As the share of LNG in total Chinese gas supply increases, there will also be a political imperative to inject domestic pricing formulas that more closely reflect LNG market fundamentals.

This will inevitably impact the traditional supply model, based on long-term, take-or-pay contracts. There is an inherent risk in pricing long-term LNG against a different commodity, as it creates a disparity between expected delivered prices when the contracts are signed and market prices when deliveries begin.

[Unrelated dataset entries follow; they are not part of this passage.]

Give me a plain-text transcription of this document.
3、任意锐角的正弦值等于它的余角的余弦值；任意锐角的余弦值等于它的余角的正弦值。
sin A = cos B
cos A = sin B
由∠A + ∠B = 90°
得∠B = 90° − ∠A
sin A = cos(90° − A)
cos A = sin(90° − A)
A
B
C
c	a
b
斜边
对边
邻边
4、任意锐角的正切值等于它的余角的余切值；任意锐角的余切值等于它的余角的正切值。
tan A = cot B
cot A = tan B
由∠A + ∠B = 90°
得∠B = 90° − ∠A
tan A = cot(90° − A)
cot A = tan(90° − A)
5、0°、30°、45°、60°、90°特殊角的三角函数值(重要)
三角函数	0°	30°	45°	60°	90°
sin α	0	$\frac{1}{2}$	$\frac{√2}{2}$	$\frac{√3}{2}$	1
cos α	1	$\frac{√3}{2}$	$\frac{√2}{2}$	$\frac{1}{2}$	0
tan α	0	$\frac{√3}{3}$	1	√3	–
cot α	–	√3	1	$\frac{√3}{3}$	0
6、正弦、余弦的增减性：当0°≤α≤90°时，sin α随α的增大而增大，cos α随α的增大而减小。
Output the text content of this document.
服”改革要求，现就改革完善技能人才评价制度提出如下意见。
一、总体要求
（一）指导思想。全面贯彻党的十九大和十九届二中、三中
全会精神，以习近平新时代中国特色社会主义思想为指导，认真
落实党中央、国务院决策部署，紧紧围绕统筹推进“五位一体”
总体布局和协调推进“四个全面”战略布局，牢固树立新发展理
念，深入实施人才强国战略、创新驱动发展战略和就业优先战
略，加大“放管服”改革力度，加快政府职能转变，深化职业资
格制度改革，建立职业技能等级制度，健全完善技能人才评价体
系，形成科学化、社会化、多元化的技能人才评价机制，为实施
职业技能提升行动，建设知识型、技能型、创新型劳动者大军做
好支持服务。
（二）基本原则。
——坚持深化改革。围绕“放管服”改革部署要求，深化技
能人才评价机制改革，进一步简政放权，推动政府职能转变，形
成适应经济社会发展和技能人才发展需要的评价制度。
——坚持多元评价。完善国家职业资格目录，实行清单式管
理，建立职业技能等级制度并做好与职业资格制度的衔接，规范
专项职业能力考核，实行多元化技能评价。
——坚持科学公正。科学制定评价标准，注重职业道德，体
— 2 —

The risk increases when the contracted LNG is delivered not into regulated monopolies, but increasingly competitive downstream markets with growing exposure to international spot fundamentals and prices.

This is accelerating the erosion of the traditional LNG supply model globally, in favor of deals that are shorter, smaller and more flexible, and priced not against an associated commodity but LNG itself.

Managing risk re-allocation

This transformation increasingly shifts the focus of risk from buyers to sellers. The question then becomes how to mitigate this new risk, and the answer lies, as in other commodities, in the development of greater transparency and a more robust financial architecture.

That is one that more closely reflects the increasingly pivotal role of spot markets, with robust pricing benchmarks strengthening the market’s hedging capabilities.

The LNG derivatives markets are experiencing exponential growth, driven by two key factors: demand for risk management solutions as the transition from the inflexible supply agreements of the past into a more versatile industry gathers pace, and support for the only liquid LNG financial instrument, the JKM Swap.

Exchanges cleared a record-high volume of 9,523 lots of the Platts JKM Swap contract in January, the equivalent of 1.83 million mt of LNG, smashing the previous record high of 6,720 lots in August 2017, according to exchange and broker data.

Abache Abreu is a senior editor for LNG News and Analysis for the Asia-Pacific and Middle East regions at S&P Global Platts.